DJ D-Nice
#clubquarantine
The online party is all anyone is talking about (well, besides the very reason for them). On Monday morning (does the man sleep?), Jones was on “CBS This Morning” talking to Gayle King (yep, she was “at” the party, too), and later that night, he appeared on “The Tonight Show: At Home Edition” with Jimmy Fallon.
“I just wanted to do something good for people, and it turned into something really good. It was so unexpected,” Jones told Fallon.
“What you’re doing is exactly what we need,” the late-night host said.
As noteworthy as the jam sessions are, the public’s zealous response is just as interesting. Diplo, Biz Markie, Questlove and a host of folks you have probably never heard of are mixing songs for the self-isolating masses. But DJing live online is nothing new: For nearly a decade, websites such as Boiler Room have been broadcasting musical mixes from across the globe.
“You can’t talk about D-Nice without looking at it in the context of what already exists,” said Adrian Loving, a Washington-based DJ and artist. “It’s not a singular phenomenon.”
But these are strange times. New or not, what Jones is doing (and will keep doing, he says) has sparked something severely lacking in these past few weeks: joy. While no online stream can replace the feeling of being in the actual club, sweating and laughing with your friends, that is precisely the point. Those days might be gone for the foreseeable future, and society will have to find new ways to connect that don’t include grinding on each other.
Just as we are putting those physical walls up, though, D-Nice and his social distancing parties are breaking metaphorical ones down. The club is so often associated with velvet ropes, VIPs and the dreaded “list.” Club Quarantine eliminates all that. Where else can your auntie jam to Beyoncé “alongside” Mrs. Obama?

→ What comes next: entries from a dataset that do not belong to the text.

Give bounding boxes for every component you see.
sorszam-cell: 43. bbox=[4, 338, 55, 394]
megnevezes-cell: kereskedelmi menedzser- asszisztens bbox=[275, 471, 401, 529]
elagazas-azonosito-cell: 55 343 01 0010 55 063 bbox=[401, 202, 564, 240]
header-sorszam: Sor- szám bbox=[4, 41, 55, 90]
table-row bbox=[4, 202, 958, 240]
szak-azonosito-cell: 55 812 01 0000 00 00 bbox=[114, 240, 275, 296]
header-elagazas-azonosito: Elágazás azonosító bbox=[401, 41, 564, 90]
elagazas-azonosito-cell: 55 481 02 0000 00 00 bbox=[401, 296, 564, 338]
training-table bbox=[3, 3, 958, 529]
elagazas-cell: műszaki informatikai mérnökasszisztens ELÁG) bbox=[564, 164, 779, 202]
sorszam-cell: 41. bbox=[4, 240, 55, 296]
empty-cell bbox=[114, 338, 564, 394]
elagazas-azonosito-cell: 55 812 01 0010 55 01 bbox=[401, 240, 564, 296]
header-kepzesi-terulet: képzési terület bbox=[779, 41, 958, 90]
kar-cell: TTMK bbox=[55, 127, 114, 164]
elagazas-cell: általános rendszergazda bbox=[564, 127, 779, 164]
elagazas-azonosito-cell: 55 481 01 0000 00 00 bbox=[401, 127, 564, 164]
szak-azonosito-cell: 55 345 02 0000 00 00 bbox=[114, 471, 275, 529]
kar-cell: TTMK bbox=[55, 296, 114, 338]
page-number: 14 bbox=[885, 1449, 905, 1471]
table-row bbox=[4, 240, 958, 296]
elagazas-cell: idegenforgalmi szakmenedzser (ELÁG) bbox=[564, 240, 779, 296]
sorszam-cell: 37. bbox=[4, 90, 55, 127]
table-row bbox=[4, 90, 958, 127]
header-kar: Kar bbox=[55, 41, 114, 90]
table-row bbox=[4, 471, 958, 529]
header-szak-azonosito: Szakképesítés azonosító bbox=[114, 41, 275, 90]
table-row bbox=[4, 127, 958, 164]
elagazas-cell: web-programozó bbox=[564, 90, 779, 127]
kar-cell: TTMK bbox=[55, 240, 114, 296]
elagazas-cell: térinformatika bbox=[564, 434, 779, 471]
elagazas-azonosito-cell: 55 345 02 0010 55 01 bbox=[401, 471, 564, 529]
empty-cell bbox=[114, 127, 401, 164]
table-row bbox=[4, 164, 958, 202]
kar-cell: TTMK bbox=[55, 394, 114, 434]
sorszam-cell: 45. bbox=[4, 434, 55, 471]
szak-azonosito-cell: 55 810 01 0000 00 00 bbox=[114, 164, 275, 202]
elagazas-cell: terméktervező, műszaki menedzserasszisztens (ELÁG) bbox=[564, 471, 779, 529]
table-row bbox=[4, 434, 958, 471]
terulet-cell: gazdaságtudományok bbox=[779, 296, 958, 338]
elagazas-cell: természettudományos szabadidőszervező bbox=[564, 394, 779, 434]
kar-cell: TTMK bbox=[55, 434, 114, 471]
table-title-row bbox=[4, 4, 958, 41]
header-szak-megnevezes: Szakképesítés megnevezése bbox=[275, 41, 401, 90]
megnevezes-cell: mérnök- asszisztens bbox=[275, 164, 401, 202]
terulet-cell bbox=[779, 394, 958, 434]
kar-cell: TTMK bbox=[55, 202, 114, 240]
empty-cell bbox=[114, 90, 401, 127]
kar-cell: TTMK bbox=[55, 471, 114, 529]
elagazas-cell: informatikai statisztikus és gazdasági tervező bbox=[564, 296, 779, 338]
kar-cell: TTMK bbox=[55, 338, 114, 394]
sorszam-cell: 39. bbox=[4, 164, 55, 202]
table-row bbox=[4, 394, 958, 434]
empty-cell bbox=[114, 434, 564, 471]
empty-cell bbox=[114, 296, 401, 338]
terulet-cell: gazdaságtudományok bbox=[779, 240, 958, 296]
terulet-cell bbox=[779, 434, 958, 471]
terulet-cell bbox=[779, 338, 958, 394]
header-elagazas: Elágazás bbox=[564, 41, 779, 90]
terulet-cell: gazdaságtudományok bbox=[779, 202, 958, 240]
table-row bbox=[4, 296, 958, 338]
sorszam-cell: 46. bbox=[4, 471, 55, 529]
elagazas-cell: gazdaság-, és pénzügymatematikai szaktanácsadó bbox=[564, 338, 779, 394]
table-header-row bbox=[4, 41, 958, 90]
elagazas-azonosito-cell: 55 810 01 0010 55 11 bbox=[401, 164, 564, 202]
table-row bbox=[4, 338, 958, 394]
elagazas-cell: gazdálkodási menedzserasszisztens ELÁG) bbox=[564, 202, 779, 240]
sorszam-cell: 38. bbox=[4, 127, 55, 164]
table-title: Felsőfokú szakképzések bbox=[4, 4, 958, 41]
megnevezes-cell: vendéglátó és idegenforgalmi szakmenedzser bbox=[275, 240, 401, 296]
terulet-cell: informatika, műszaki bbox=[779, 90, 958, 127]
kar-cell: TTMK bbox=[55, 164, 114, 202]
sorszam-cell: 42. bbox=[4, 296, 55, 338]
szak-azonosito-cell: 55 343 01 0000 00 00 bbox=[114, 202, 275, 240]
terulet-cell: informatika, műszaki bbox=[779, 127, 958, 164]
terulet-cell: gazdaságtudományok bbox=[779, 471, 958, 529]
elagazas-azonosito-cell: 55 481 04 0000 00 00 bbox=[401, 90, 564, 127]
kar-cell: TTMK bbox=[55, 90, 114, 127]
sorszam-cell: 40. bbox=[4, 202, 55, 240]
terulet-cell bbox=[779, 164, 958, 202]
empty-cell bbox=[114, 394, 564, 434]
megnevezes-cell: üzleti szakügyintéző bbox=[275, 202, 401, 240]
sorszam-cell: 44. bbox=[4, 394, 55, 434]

Where else can Facebook chief executive Mark Zuckerberg walk into the room (or chat, as it were) and keep the party going by making sure the technology doesn’t shut the whole thing down? In that way, the Instagram live parties are underscoring a fact that could be easy to forget while home alone — we’re all in this together.
“I don’t have a playlist,” Jones told King on Monday. “I literally just play what feels good. I wanted people to feel good. I want their spirits to be lifted through music, just one song at a time.”
After taking a much-needed break, D-Nice will be back at it Wednesday at 6 p.m. Eastern time.